Having noted this on three different loads, I'll add that with the Diablo the entry into the big and massive happened quickly once I left behind hifi whisperer levels. You'd think that getting loud and large would be a universally equal trait. It's not. Some amplifiers sound loud sooner to reach that state of room fill at lower SPL. And it's not because of higher gain or steeper volume tapers. I don't understand the exact mechanics behind such behaviour. 75dB should feel equally loud no matter the gear. In practice, there's more to it. Suffice it to say, the Diablo 300 proved to be one of those components that 'fill out' quicker than others to not require high decibels to deliver the same satisfaction. Perhaps in this context it's useful to cite the best high-efficiency speakers. Whilst they reach big SPL quickly due to their more efficient signal conversion, they too needn't be played loud to feel loud. Whatever you choose to call that 'earlier materialization' effect, the Diablo had/did it too.
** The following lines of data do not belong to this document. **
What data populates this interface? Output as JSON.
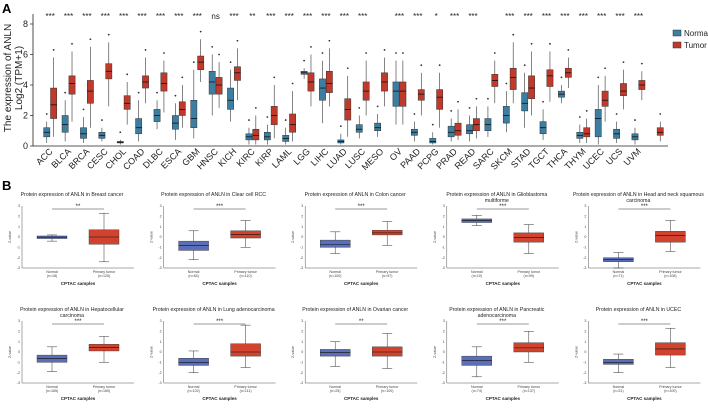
{
  "chart_data": [
    {
      "panel": "A",
      "type": "boxplot",
      "ylabel_line1": "The expression of ANLN",
      "ylabel_line2": "Log2 (TPM+1)",
      "ylim": [
        0,
        8
      ],
      "yticks": [
        0,
        2,
        4,
        6,
        8
      ],
      "legend": {
        "title": "",
        "position": "right",
        "items": [
          {
            "name": "Normal",
            "color": "#3b7ea1"
          },
          {
            "name": "Tumor",
            "color": "#c0392b"
          }
        ]
      },
      "groups": [
        {
          "cancer": "ACC",
          "sig": "***",
          "normal": [
            0.2,
            0.6,
            0.9,
            1.2,
            1.6
          ],
          "tumor": [
            0.6,
            1.8,
            2.7,
            3.8,
            5.8
          ]
        },
        {
          "cancer": "BLCA",
          "sig": "***",
          "normal": [
            0.3,
            0.9,
            1.4,
            2.0,
            3.0
          ],
          "tumor": [
            1.6,
            3.4,
            4.1,
            4.6,
            6.2
          ]
        },
        {
          "cancer": "BRCA",
          "sig": "***",
          "normal": [
            0.2,
            0.5,
            0.8,
            1.2,
            1.9
          ],
          "tumor": [
            1.2,
            2.8,
            3.6,
            4.3,
            6.5
          ]
        },
        {
          "cancer": "CESC",
          "sig": "***",
          "normal": [
            0.3,
            0.5,
            0.7,
            0.9,
            1.2
          ],
          "tumor": [
            2.6,
            4.4,
            4.9,
            5.4,
            6.8
          ]
        },
        {
          "cancer": "CHOL",
          "sig": "***",
          "normal": [
            0.1,
            0.2,
            0.25,
            0.3,
            0.4
          ],
          "tumor": [
            1.4,
            2.4,
            2.8,
            3.3,
            4.2
          ]
        },
        {
          "cancer": "COAD",
          "sig": "***",
          "normal": [
            0.3,
            0.8,
            1.2,
            1.8,
            3.0
          ],
          "tumor": [
            2.8,
            3.8,
            4.2,
            4.6,
            5.8
          ]
        },
        {
          "cancer": "DLBC",
          "sig": "***",
          "normal": [
            1.1,
            1.6,
            2.0,
            2.4,
            3.0
          ],
          "tumor": [
            2.2,
            3.6,
            4.1,
            4.8,
            5.6
          ]
        },
        {
          "cancer": "ESCA",
          "sig": "***",
          "normal": [
            0.4,
            1.1,
            1.5,
            2.0,
            2.8
          ],
          "tumor": [
            1.2,
            2.0,
            2.4,
            2.9,
            4.0
          ]
        },
        {
          "cancer": "GBM",
          "sig": "***",
          "normal": [
            0.5,
            1.2,
            1.8,
            3.0,
            5.0
          ],
          "tumor": [
            4.2,
            5.0,
            5.5,
            5.9,
            7.0
          ]
        },
        {
          "cancer": "HNSC",
          "sig": "ns",
          "normal": [
            2.0,
            3.4,
            4.2,
            4.9,
            6.0
          ],
          "tumor": [
            2.5,
            3.4,
            4.0,
            4.5,
            5.5
          ]
        },
        {
          "cancer": "KICH",
          "sig": "***",
          "normal": [
            1.6,
            2.4,
            3.0,
            3.8,
            5.0
          ],
          "tumor": [
            3.0,
            4.3,
            4.8,
            5.2,
            6.4
          ]
        },
        {
          "cancer": "KIRC",
          "sig": "**",
          "normal": [
            0.1,
            0.4,
            0.6,
            0.8,
            1.2
          ],
          "tumor": [
            0.1,
            0.4,
            0.7,
            1.1,
            2.0
          ]
        },
        {
          "cancer": "KIRP",
          "sig": "***",
          "normal": [
            0.1,
            0.4,
            0.6,
            0.9,
            1.4
          ],
          "tumor": [
            0.5,
            1.4,
            2.0,
            2.6,
            4.0
          ]
        },
        {
          "cancer": "LAML",
          "sig": "***",
          "normal": [
            0.1,
            0.3,
            0.5,
            0.7,
            1.2
          ],
          "tumor": [
            0.3,
            0.9,
            1.4,
            2.1,
            3.6
          ]
        },
        {
          "cancer": "LGG",
          "sig": "***",
          "normal": [
            4.4,
            4.7,
            4.8,
            4.9,
            5.1
          ],
          "tumor": [
            2.6,
            3.6,
            4.2,
            4.8,
            6.0
          ]
        },
        {
          "cancer": "LIHC",
          "sig": "***",
          "normal": [
            1.5,
            3.0,
            3.8,
            4.4,
            5.6
          ],
          "tumor": [
            2.6,
            3.5,
            4.1,
            4.9,
            6.4
          ]
        },
        {
          "cancer": "LUAD",
          "sig": "***",
          "normal": [
            0.1,
            0.2,
            0.3,
            0.4,
            0.8
          ],
          "tumor": [
            0.6,
            1.7,
            2.4,
            3.1,
            4.6
          ]
        },
        {
          "cancer": "LUSC",
          "sig": "***",
          "normal": [
            0.5,
            0.9,
            1.1,
            1.4,
            2.0
          ],
          "tumor": [
            2.0,
            3.0,
            3.6,
            4.2,
            5.6
          ]
        },
        {
          "cancer": "MESO",
          "sig": "",
          "normal": [
            0.6,
            1.0,
            1.2,
            1.5,
            2.1
          ],
          "tumor": [
            2.6,
            3.6,
            4.2,
            4.8,
            5.8
          ]
        },
        {
          "cancer": "OV",
          "sig": "***",
          "normal": [
            1.4,
            2.6,
            3.6,
            4.2,
            5.6
          ],
          "tumor": [
            1.4,
            2.6,
            3.6,
            4.2,
            5.6
          ]
        },
        {
          "cancer": "PAAD",
          "sig": "***",
          "normal": [
            0.3,
            0.7,
            0.9,
            1.1,
            1.6
          ],
          "tumor": [
            2.0,
            3.0,
            3.4,
            3.7,
            4.8
          ]
        },
        {
          "cancer": "PCPG",
          "sig": "*",
          "normal": [
            0.1,
            0.2,
            0.3,
            0.5,
            0.9
          ],
          "tumor": [
            1.2,
            2.4,
            3.2,
            3.7,
            4.8
          ]
        },
        {
          "cancer": "PRAD",
          "sig": "***",
          "normal": [
            0.3,
            0.6,
            0.9,
            1.3,
            1.8
          ],
          "tumor": [
            0.4,
            0.7,
            1.0,
            1.5,
            2.4
          ]
        },
        {
          "cancer": "READ",
          "sig": "***",
          "normal": [
            0.3,
            0.8,
            1.0,
            1.4,
            2.0
          ],
          "tumor": [
            0.5,
            1.0,
            1.4,
            1.8,
            2.6
          ]
        },
        {
          "cancer": "SARC",
          "sig": "",
          "normal": [
            0.6,
            1.0,
            1.4,
            1.8,
            2.6
          ],
          "tumor": [
            2.8,
            3.9,
            4.3,
            4.7,
            5.6
          ]
        },
        {
          "cancer": "SKCM",
          "sig": "***",
          "normal": [
            0.9,
            1.5,
            2.0,
            2.6,
            3.6
          ],
          "tumor": [
            2.8,
            3.7,
            4.5,
            5.1,
            6.8
          ]
        },
        {
          "cancer": "STAD",
          "sig": "***",
          "normal": [
            1.2,
            2.3,
            2.8,
            3.5,
            4.8
          ],
          "tumor": [
            2.0,
            3.1,
            3.8,
            4.6,
            6.2
          ]
        },
        {
          "cancer": "TGCT",
          "sig": "***",
          "normal": [
            0.4,
            0.8,
            1.2,
            1.6,
            2.4
          ],
          "tumor": [
            2.9,
            3.9,
            4.6,
            5.0,
            6.2
          ]
        },
        {
          "cancer": "THCA",
          "sig": "***",
          "normal": [
            2.8,
            3.2,
            3.4,
            3.6,
            4.0
          ],
          "tumor": [
            3.8,
            4.5,
            4.8,
            5.1,
            5.8
          ]
        },
        {
          "cancer": "THYM",
          "sig": "***",
          "normal": [
            0.2,
            0.5,
            0.7,
            0.9,
            1.4
          ],
          "tumor": [
            0.2,
            0.6,
            0.8,
            1.2,
            1.8
          ]
        },
        {
          "cancer": "UCEC",
          "sig": "***",
          "normal": [
            0.1,
            0.6,
            1.8,
            2.4,
            4.0
          ],
          "tumor": [
            1.6,
            2.6,
            3.0,
            3.6,
            4.6
          ]
        },
        {
          "cancer": "UCS",
          "sig": "***",
          "normal": [
            0.2,
            0.5,
            0.8,
            1.1,
            1.6
          ],
          "tumor": [
            2.4,
            3.3,
            3.6,
            4.1,
            5.0
          ]
        },
        {
          "cancer": "UVM",
          "sig": "***",
          "normal": [
            0.1,
            0.4,
            0.6,
            0.8,
            1.2
          ],
          "tumor": [
            3.0,
            3.7,
            4.0,
            4.3,
            4.9
          ]
        },
        {
          "cancer": "",
          "sig": "",
          "normal": null,
          "tumor": [
            0.3,
            0.7,
            0.9,
            1.2,
            1.6
          ]
        }
      ]
    },
    {
      "panel": "B",
      "type": "boxplot",
      "subplots": [
        {
          "title": "Protein expression of ANLN in Breast cancer",
          "sig": "**",
          "ylabel": "Z-value",
          "xlabel": "CPTAC samples",
          "ylim": [
            -3,
            3
          ],
          "yticks": [
            "3",
            "2",
            "1",
            "0",
            "-1",
            "-2",
            "-3"
          ],
          "normal_label": "Normal",
          "normal_n": "(n=18)",
          "tumor_label": "Primary tumor",
          "tumor_n": "(n=125)",
          "normal": [
            -0.4,
            -0.15,
            -0.02,
            0.1,
            0.2
          ],
          "tumor": [
            -2.4,
            -0.7,
            0.0,
            0.7,
            2.3
          ]
        },
        {
          "title": "Protein expression of ANLN in Clear cell RCC",
          "sig": "***",
          "ylabel": "Z-value",
          "xlabel": "CPTAC samples",
          "ylim": [
            -3,
            3
          ],
          "yticks": [
            "3",
            "2",
            "1",
            "0",
            "-1",
            "-2",
            "-3"
          ],
          "normal_label": "Normal",
          "normal_n": "(n=84)",
          "tumor_label": "Primary tumor",
          "tumor_n": "(n=110)",
          "normal": [
            -2.2,
            -1.3,
            -0.8,
            -0.4,
            0.6
          ],
          "tumor": [
            -1.0,
            -0.1,
            0.25,
            0.6,
            1.6
          ]
        },
        {
          "title": "Protein expression of ANLN in Colon cancer",
          "sig": "***",
          "ylabel": "Z-value",
          "xlabel": "CPTAC samples",
          "ylim": [
            -3,
            3
          ],
          "yticks": [
            "3",
            "2",
            "1",
            "0",
            "-1",
            "-2",
            "-3"
          ],
          "normal_label": "Normal",
          "normal_n": "(n=100)",
          "tumor_label": "Primary tumor",
          "tumor_n": "(n=97)",
          "normal": [
            -1.6,
            -1.0,
            -0.75,
            -0.3,
            0.5
          ],
          "tumor": [
            -0.8,
            0.2,
            0.4,
            0.65,
            1.5
          ]
        },
        {
          "title": "Protein expression of ANLN in Glioblastoma multiforme",
          "sig": "***",
          "ylabel": "Z-value",
          "xlabel": "CPTAC samples",
          "ylim": [
            -3,
            3
          ],
          "yticks": [
            "3",
            "2",
            "1",
            "0",
            "-1",
            "-2",
            "-3"
          ],
          "normal_label": "Normal",
          "normal_n": "(n=10)",
          "tumor_label": "Primary tumor",
          "tumor_n": "(n=99)",
          "normal": [
            1.1,
            1.4,
            1.6,
            1.75,
            2.1
          ],
          "tumor": [
            -1.6,
            -0.5,
            -0.05,
            0.4,
            1.2
          ]
        },
        {
          "title": "Protein expression of ANLN in Head and neck squamous carcinoma",
          "sig": "***",
          "ylabel": "Z-value",
          "xlabel": "CPTAC samples",
          "ylim": [
            -3,
            3
          ],
          "yticks": [
            "3",
            "2",
            "1",
            "0",
            "-1",
            "-2",
            "-3"
          ],
          "normal_label": "Normal",
          "normal_n": "(n=71)",
          "tumor_label": "Primary tumor",
          "tumor_n": "(n=108)",
          "normal": [
            -3.0,
            -2.4,
            -2.2,
            -2.0,
            -1.5
          ],
          "tumor": [
            -1.4,
            -0.5,
            0.15,
            0.55,
            1.6
          ]
        },
        {
          "title": "Protein expression of ANLN in Hepatocellular carcinoma",
          "sig": "***",
          "ylabel": "Z-value",
          "xlabel": "CPTAC samples",
          "ylim": [
            -3,
            3
          ],
          "yticks": [
            "3",
            "2",
            "1",
            "0",
            "-1",
            "-2",
            "-3"
          ],
          "normal_label": "Normal",
          "normal_n": "(n=165)",
          "tumor_label": "Primary tumor",
          "tumor_n": "(n=165)",
          "normal": [
            -1.9,
            -1.0,
            -0.65,
            -0.3,
            0.5
          ],
          "tumor": [
            -1.0,
            0.1,
            0.45,
            0.75,
            1.5
          ]
        },
        {
          "title": "Protein expression of ANLN in Lung adenocarcinoma",
          "sig": "***",
          "ylabel": "Z-value",
          "xlabel": "CPTAC samples",
          "ylim": [
            -3,
            3
          ],
          "yticks": [
            "3",
            "2",
            "1",
            "0",
            "-1",
            "-2",
            "-3"
          ],
          "normal_label": "Normal",
          "normal_n": "(n=102)",
          "tumor_label": "Primary tumor",
          "tumor_n": "(n=111)",
          "normal": [
            -2.0,
            -1.3,
            -1.0,
            -0.6,
            0.1
          ],
          "tumor": [
            -1.5,
            -0.4,
            0.0,
            0.8,
            2.6
          ]
        },
        {
          "title": "Protein expression of ANLN in Ovarian cancer",
          "sig": "**",
          "ylabel": "Z-value",
          "xlabel": "CPTAC samples",
          "ylim": [
            -3,
            3
          ],
          "yticks": [
            "3",
            "2",
            "1",
            "0",
            "-1",
            "-2",
            "-3"
          ],
          "normal_label": "Normal",
          "normal_n": "(n=25)",
          "tumor_label": "Primary tumor",
          "tumor_n": "(n=100)",
          "normal": [
            -1.4,
            -0.4,
            -0.05,
            0.25,
            1.0
          ],
          "tumor": [
            -1.6,
            -0.4,
            0.0,
            0.5,
            1.8
          ]
        },
        {
          "title": "Protein expression of ANLN in Pancreatic adenocarcinoma",
          "sig": "***",
          "ylabel": "Z-value",
          "xlabel": "CPTAC samples",
          "ylim": [
            -3,
            3
          ],
          "yticks": [
            "3",
            "2",
            "1",
            "0",
            "-1",
            "-2",
            "-3"
          ],
          "normal_label": "Normal",
          "normal_n": "(n=74)",
          "tumor_label": "Primary tumor",
          "tumor_n": "(n=137)",
          "normal": [
            -2.4,
            -1.3,
            -0.8,
            -0.4,
            0.5
          ],
          "tumor": [
            -1.0,
            0.0,
            0.4,
            0.9,
            2.0
          ]
        },
        {
          "title": "Protein expression of ANLN in UCEC",
          "sig": "***",
          "ylabel": "Z-value",
          "xlabel": "CPTAC samples",
          "ylim": [
            -3,
            3
          ],
          "yticks": [
            "3",
            "2",
            "1",
            "0",
            "-1",
            "-2",
            "-3"
          ],
          "normal_label": "Normal",
          "normal_n": "(n=31)",
          "tumor_label": "Primary tumor",
          "tumor_n": "(n=100)",
          "normal": [
            -2.0,
            -1.2,
            -1.0,
            -0.7,
            -0.2
          ],
          "tumor": [
            -1.5,
            -0.3,
            0.3,
            0.9,
            2.3
          ]
        }
      ]
    }
  ],
  "colors": {
    "normal_A": "#3b7ea1",
    "tumor_A": "#c0392b",
    "normal_B": "#5b6eb8",
    "tumor_B": "#d1432e",
    "axis": "#222222"
  }
}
To explore its DAC section, I picked as comparator the €6'700 Fore Audio DAISy1. I'd earlier compared it to the Gryphon Kalliope and called it a 'baby Gryphon' for offering very much the same sonic virtues, just in slightly milder doses. Because a 7-metre USB cable wouldn't work—not that I own such a stutter snake to begin with—I had to relocate my iMac. It moved from its usual sidewall position to next to the amplifier to reach the Diablo's USB input.